Nella meta-analisi sono stati considerati come parametri di confronto l’eventuale fallimento terapeutico, la mortalità e la nefrotossicità.

Anche se non con rilevanza statistica il fallimento terapeutico è stato minore nei pazienti che hanno ricevuto l’infusione continua, la differenza invece è stata statisticamente significativa in un sottoinsieme di studi in cui è stata utilizzata la stessa dose totale giornaliera per entrambe le braccia in esame. Non sono state invece riscontrate differenze significative riguardo mortalità e nefrotossicità.

Nella meta-analisi si arriva alle seguenti conclusioni: “i dati suggeriscono che a parità di dosaggio giornaliero la somministrazione attraverso infusione endovenosa continua potrebbe essere più efficiente rispetto alle somministrazioni di tipo intermittente in riferimento all’efficacia clinica”.

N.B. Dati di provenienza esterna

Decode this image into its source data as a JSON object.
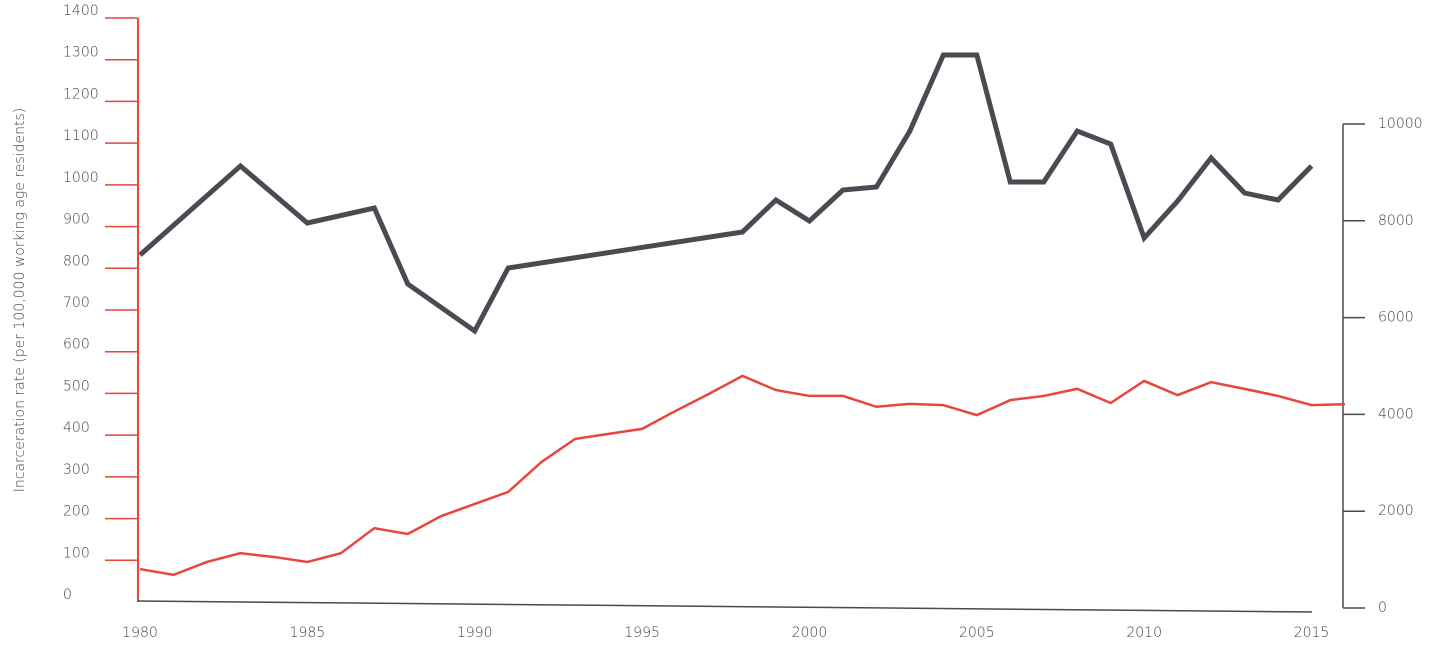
{
  "chart_data": {
    "type": "line",
    "y_label": "Incarceration rate (per 100,000 working age residents)",
    "xlim": [
      1980,
      2016
    ],
    "xticks": [
      1980,
      1985,
      1990,
      1995,
      2000,
      2005,
      2010,
      2015
    ],
    "ylim": [
      0,
      1400
    ],
    "yticks": [
      0,
      100,
      200,
      300,
      400,
      500,
      600,
      700,
      800,
      900,
      1000,
      1100,
      1200,
      1300,
      1400
    ],
    "y2lim": [
      0,
      12000
    ],
    "y2ticks": [
      0,
      2000,
      4000,
      6000,
      8000,
      10000
    ],
    "left_axis_color": "#e8453c",
    "right_axis_color": "#4a4a52",
    "series": [
      {
        "color": "#e8453c",
        "axis": "y",
        "x": [
          1980,
          1981,
          1982,
          1983,
          1984,
          1985,
          1986,
          1987,
          1988,
          1989,
          1990,
          1991,
          1992,
          1993,
          1994,
          1995,
          1996,
          1997,
          1998,
          1999,
          2000,
          2001,
          2002,
          2003,
          2004,
          2005,
          2006,
          2007,
          2008,
          2009,
          2010,
          2011,
          2012,
          2013,
          2014,
          2015,
          2016
        ],
        "values": [
          79,
          65,
          96,
          117,
          108,
          96,
          117,
          177,
          163,
          206,
          235,
          264,
          336,
          391,
          403,
          415,
          458,
          499,
          542,
          508,
          494,
          494,
          468,
          475,
          472,
          448,
          484,
          494,
          511,
          477,
          530,
          496,
          527,
          511,
          494,
          472,
          474
        ]
      },
      {
        "color": "#4a4a52",
        "axis": "y2",
        "x": [
          1980,
          1983,
          1985,
          1987,
          1988,
          1990,
          1991,
          1998,
          1999,
          2000,
          2001,
          2002,
          2003,
          2004,
          2005,
          2006,
          2007,
          2008,
          2009,
          2010,
          2011,
          2012,
          2013,
          2014,
          2015
        ],
        "values": [
          7293,
          9132,
          7955,
          8264,
          6694,
          5723,
          7025,
          7769,
          8430,
          7996,
          8636,
          8698,
          9855,
          11426,
          11426,
          8802,
          8802,
          9855,
          9587,
          7645,
          8409,
          9298,
          8574,
          8430,
          9132
        ]
      }
    ]
  }
}
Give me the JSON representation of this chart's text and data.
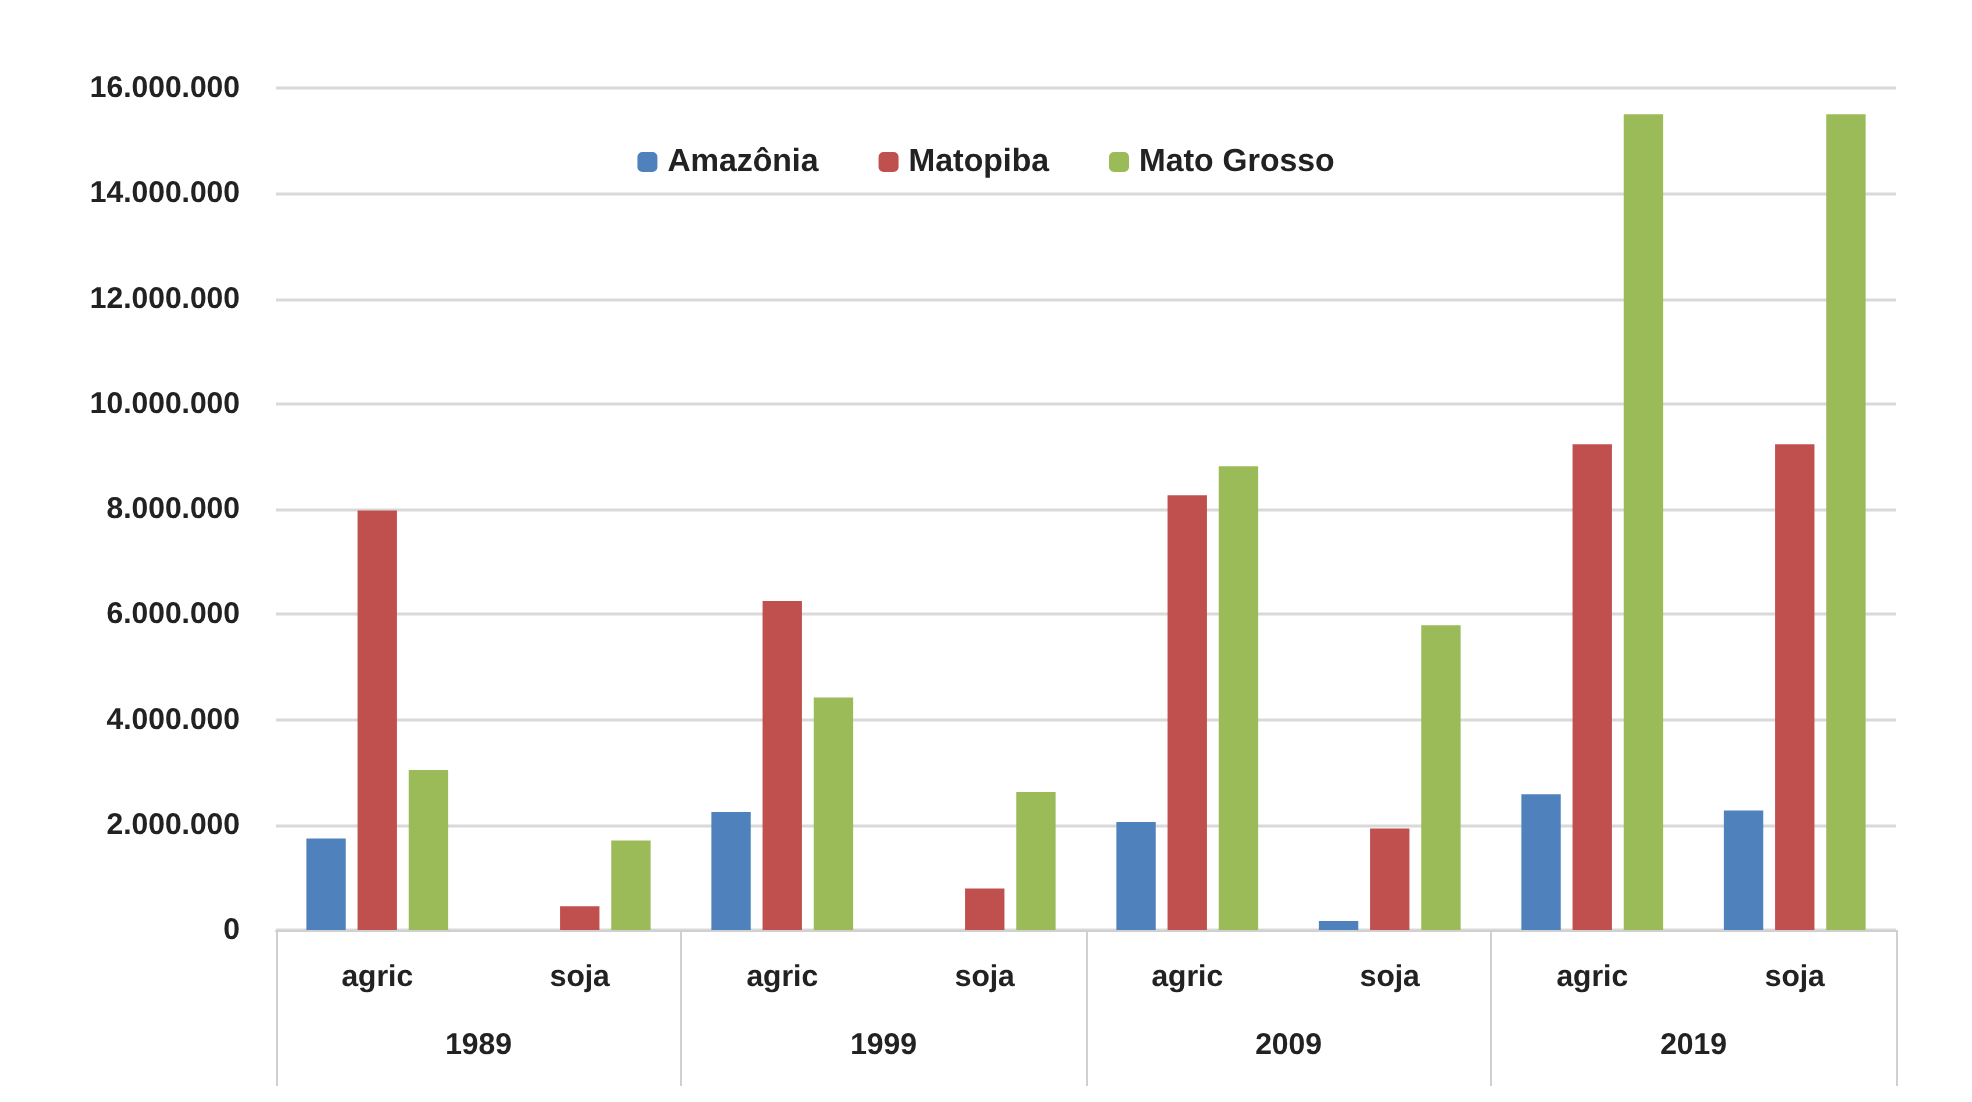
{
  "chart_data": {
    "type": "bar",
    "categories": [
      "agric",
      "soja",
      "agric",
      "soja",
      "agric",
      "soja",
      "agric",
      "soja"
    ],
    "annotations": [
      "1989",
      "1999",
      "2009",
      "2019"
    ],
    "series": [
      {
        "name": "Amazônia",
        "color": "#4f81bd",
        "values": [
          1740000,
          null,
          2240000,
          null,
          2050000,
          170000,
          2580000,
          2270000
        ]
      },
      {
        "name": "Matopiba",
        "color": "#c0504d",
        "values": [
          7970000,
          450000,
          6250000,
          790000,
          8260000,
          1930000,
          9230000,
          9230000
        ]
      },
      {
        "name": "Mato Grosso",
        "color": "#9bbb59",
        "values": [
          3040000,
          1700000,
          4420000,
          2620000,
          8810000,
          5790000,
          15500000,
          15500000
        ]
      }
    ],
    "ylim": [
      0,
      16000000
    ],
    "yticks": [
      0,
      {
        "value": 2000000,
        "label": "2.000.000"
      },
      {
        "value": 4000000,
        "label": "4.000.000"
      },
      {
        "value": 6000000,
        "label": "6.000.000"
      },
      {
        "value": 8000000,
        "label": "8.000.000"
      },
      {
        "value": 10000000,
        "label": "10.000.000"
      },
      {
        "value": 12000000,
        "label": "12.000.000"
      },
      {
        "value": 14000000,
        "label": "14.000.000"
      },
      {
        "value": 16000000,
        "label": "16.000.000"
      }
    ],
    "grid": "y",
    "legend": "top"
  }
}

In un recente studio osservazionale sono stati valutati 1700 monitoraggi di vancomicina effettuati in pazienti critici trattati con somministrazione intermittente (2-4 dosi/die) o infusione continua125. L’esposizione farmacodinamicamente ottimale per vancomicina è pari a 8- 10 mg/l. Al primo monitoraggio, effettuato 2,3 giorni dopo l’inizio del trattamento mentre il 45% dei pazienti trattati con le dosi intermittenti aveva una concentrazione subterapeutica, ciò accadeva solo nel 7,5% dei pazienti trattati con infusione continua, a testimonianza del fatto che quest’ultima modalità di somministrazione consente di ottenere una esposizione migliore.

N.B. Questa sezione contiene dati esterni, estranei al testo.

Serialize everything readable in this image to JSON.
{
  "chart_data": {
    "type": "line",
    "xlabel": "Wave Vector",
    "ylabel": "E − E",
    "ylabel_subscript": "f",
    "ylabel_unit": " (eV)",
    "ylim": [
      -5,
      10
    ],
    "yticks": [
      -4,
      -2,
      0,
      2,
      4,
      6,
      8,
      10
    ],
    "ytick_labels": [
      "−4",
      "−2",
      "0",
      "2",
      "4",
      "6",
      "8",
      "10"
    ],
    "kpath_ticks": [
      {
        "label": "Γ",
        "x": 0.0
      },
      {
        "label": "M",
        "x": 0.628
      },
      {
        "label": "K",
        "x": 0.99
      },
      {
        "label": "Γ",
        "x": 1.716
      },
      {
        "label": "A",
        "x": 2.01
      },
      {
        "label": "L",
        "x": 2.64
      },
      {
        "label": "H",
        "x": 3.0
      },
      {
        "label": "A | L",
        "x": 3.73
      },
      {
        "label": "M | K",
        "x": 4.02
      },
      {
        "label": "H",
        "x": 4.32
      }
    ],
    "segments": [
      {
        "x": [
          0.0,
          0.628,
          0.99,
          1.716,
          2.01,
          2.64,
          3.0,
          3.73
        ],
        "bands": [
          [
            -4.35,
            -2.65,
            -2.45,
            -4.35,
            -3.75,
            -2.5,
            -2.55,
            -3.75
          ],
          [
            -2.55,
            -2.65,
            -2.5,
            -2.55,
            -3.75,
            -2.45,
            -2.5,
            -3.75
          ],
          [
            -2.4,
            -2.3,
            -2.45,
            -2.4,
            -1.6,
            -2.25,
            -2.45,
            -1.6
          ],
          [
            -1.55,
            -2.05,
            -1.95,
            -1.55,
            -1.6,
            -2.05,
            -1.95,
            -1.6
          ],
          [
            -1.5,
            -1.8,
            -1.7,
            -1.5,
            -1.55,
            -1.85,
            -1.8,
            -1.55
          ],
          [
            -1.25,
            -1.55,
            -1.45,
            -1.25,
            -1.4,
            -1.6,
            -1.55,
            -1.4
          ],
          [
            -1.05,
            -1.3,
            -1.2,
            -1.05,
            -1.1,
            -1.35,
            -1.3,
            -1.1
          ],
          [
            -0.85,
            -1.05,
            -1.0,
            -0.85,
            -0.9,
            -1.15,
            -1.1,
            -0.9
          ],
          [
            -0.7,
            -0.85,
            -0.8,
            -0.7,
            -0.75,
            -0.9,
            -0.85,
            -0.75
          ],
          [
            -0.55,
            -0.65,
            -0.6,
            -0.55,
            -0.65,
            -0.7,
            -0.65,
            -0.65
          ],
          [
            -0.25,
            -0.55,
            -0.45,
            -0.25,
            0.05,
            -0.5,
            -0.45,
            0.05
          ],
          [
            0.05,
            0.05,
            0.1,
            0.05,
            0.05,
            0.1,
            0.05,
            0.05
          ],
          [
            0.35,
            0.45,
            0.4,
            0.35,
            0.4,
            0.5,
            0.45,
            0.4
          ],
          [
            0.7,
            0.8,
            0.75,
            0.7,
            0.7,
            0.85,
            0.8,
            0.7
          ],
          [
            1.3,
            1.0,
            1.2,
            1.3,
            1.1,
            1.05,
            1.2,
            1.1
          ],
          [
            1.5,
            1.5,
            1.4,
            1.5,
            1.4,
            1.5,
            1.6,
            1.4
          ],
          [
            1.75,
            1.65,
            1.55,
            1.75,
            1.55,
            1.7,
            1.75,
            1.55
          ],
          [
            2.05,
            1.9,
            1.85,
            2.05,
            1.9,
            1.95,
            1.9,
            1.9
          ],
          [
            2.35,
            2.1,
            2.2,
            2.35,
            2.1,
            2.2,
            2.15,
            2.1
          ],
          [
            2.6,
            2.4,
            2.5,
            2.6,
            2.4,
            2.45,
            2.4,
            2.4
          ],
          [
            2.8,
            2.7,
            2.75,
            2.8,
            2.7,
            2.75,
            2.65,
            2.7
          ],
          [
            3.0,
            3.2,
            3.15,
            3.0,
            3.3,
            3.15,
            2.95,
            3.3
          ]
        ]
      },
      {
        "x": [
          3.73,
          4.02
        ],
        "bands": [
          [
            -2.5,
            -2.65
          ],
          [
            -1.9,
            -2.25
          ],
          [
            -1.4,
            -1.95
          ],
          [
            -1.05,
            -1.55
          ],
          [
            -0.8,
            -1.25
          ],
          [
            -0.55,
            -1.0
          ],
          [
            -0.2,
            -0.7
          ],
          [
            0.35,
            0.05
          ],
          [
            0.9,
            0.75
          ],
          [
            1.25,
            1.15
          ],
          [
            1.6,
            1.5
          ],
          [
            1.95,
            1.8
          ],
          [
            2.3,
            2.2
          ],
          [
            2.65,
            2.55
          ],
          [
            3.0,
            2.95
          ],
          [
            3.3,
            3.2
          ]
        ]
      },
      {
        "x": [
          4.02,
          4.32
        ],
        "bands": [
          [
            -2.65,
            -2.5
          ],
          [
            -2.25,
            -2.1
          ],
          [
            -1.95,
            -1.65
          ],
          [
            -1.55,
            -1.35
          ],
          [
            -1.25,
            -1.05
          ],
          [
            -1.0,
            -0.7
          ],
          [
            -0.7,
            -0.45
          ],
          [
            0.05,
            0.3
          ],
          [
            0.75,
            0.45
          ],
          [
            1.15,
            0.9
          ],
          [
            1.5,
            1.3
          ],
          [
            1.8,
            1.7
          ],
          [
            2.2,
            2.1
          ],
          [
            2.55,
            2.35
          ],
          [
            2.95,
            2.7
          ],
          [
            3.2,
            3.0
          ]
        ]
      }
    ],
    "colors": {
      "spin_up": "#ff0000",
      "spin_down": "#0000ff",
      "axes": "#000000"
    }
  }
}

Per una completa ottimizzazione di un trattamento antibiotico infine non si può prescindere dal considerare quelli che sono i parametri farmacocinetici e farmacodinamici propri di ciascun paziente, specialmente se critico. La tendenza moderna è quella dell’approccio multidisciplinare, il coinvolgimento di più figure specialistiche sembra essere infatti indispensabile per il raggiungimento della “terapia ideale”, cioè una terapia modulata sulla base delle caratteristiche specifiche della malattia e della fisiopatologia del singolo individuo126; può esserci infatti ampia variabilità dei parametri farmacocinetici e farmacodinamici sia entro lo stesso paziente, sia tra pazienti diversi che tra i diversi farmaci.

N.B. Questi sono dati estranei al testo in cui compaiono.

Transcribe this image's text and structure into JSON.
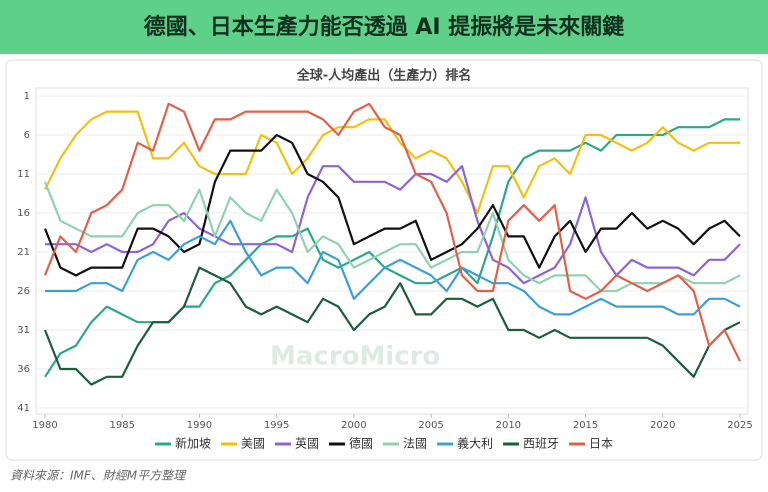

La compresenza del farmacologo clinico è indispensabile per individualizzare la terapia antibiotica ma particolarmente importante in ambito critico, la popolazione ricoverata nelle unità di terapia intesiva infatti può essere colpita da infezioni batteriche pericolose per la vita, e dal punto di vista fisiopatologico spesso presenta ampia variabilità interindividuale dovuta sia alla patologia di base che alla somministrazione di farmaci, si pensi ad esempio alle variazioni della clearance renale e al cospicuo carico di fluidi.